Bruyea sued O’Regan for defamation in Ottawa Small Claims Court, claiming damages of $25,000. Bruyea wrote an opinion article in February 2018 saying the then-new Liberal plan for veterans was “all about saving money, yet again, at the expense of veterans,” and called the plan deceptive and “[s]adistically procrastinating.” In a response article in the same publications, the minister wrote that “individuals like Sean Bruyea, who are stating mistruths about Pension for Life and are leaving out parts of our programs, are doing so to suit their own agenda.”

Minister O’Regan's office said in an e-mail that it had received the court decision and is taking time to study it and consider next steps.

"Our government doesn't take Veterans to court," O’Regan's statement said. "When I was Minister of Veterans Affairs, I made it my job to speak to Veterans across the country about the new programs and services available to them and their families. Sometimes these conversations were difficult, but they were always valuable and we remain open to different viewpoints."

Deputy judge David Dwoskin wrote that Bruyea had not provided evidence that his reputation was harmed, and that the minister’s response article was “to be expected and was both measured and reasonable.” Dwoskin dismissed the action in an August 2018 decision.

“The defences of fair comment, qualified privilege and responsible communication on matters of public interest may be defeated if the plaintiff proves, on a balance of probability, that the defendants were motivated by malice. In my view, he has not done so here,” Dwoskin wrote. “The plaintiff has not shown that there is credible, compelling

evidence that the Minister’s articles were anything but responsible reasonable communication on a public issue (the merits of the Pension for Life Plan) intended to influence public opinion on that issue.”

But the appeal decision, written by Justice Ian Nordheimer, with Justices Peter Lauwers and Michal Fairburn concurring, questioned Dwoskin’s authority to make the order.

“Either deputy judges have been given the authority to provide certain relief, or they have not. It is not for the court to find authority where the Legislature has chosen not to clearly provide it,” Nordheimer wrote. “In the end result, it would have been open to the Legislature to expressly provide in s. 137.1 that deputy judges of the Small Claims Court could grant orders under that section. The Legislature chose not to do so …. It is not for this court to strain the language of the section to provide a power to deputy judges that the Legislature did not, itself, plainly choose to provide.”

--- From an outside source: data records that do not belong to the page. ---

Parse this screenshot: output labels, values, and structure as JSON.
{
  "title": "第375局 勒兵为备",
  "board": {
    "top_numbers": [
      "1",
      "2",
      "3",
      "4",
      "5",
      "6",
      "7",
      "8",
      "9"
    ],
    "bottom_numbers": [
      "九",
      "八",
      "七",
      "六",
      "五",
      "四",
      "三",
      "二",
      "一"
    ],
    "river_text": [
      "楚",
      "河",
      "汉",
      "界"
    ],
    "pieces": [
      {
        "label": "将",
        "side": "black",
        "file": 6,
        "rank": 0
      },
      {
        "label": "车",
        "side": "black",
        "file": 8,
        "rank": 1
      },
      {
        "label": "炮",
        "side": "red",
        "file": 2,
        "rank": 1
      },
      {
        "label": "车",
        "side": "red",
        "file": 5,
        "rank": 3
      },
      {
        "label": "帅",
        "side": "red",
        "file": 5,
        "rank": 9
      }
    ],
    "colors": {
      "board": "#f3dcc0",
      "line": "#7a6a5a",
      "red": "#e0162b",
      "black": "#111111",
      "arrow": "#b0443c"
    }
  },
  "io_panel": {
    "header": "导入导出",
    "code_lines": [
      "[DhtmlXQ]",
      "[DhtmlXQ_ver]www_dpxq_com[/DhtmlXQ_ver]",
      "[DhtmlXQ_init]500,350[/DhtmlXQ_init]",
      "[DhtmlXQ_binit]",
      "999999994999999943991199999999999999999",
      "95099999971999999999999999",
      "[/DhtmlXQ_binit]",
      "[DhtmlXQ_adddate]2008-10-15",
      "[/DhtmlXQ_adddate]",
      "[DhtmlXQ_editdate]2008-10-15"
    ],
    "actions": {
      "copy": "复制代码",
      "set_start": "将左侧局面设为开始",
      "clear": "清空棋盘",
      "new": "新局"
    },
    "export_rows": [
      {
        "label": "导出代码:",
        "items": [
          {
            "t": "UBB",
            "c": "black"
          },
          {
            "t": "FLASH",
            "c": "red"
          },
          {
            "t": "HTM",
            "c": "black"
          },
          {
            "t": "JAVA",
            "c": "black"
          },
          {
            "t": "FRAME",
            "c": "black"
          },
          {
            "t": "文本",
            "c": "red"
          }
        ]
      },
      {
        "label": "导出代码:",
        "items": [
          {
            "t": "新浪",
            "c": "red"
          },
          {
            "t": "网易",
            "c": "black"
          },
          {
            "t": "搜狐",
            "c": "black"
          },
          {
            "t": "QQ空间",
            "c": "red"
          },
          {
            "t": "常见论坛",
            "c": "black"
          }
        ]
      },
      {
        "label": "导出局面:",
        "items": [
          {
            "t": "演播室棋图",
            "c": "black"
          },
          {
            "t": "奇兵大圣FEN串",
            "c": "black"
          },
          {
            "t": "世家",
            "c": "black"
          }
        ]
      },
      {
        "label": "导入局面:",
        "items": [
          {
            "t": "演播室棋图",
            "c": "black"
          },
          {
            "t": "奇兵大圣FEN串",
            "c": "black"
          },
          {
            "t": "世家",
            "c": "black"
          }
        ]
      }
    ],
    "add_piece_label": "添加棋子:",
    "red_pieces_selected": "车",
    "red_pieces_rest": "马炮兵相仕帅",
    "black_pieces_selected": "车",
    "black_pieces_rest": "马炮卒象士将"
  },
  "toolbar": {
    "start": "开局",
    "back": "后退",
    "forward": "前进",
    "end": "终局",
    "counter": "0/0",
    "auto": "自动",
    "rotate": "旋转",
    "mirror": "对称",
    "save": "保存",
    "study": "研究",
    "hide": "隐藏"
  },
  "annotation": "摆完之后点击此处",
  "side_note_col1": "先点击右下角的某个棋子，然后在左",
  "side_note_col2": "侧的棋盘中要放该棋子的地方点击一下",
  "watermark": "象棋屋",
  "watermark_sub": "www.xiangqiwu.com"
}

Although the parties in the case all argued the small claims court has an important role in access to justice, Nordheimer said that anti-SLAPP is actually “provision that is intended, in proper circumstances, to prohibit access to the courts.”

“[A]ll of the parties place great emphasis on the fact that the Small Claims Court is intended to provide for simpler and less expensive litigation. They argue that the powers of a deputy judge should be given broad and expansive interpretation to encourage access to justice. With respect, such policy arguments cannot override the plain words of the statute,” Nordheimer wrote.

Champ says that the case is an unusual use of anti-SLAPP in that it involved a citizen bringing a defamation motion against the party perceived to be more powerful. Since the small claims court decision in this case, the courts have made a slew of other decisions clarifying the limits of anti-SLAPP legislation, Champ says.

“For my client, it’s a good thing, his claim will be tried on his merits,” says Champ. He says that his client’s case will return to small claims court, but if another anti-SLAPP motion is brought, the small claims court will have to swap a deputy judge out in favour of a superior court judge.

“It will create in the future an administrative burden on small claims courts across the province. Deputy judges are really the only ones hearing cases in small claims court, but now it will have to be a superior court judge.”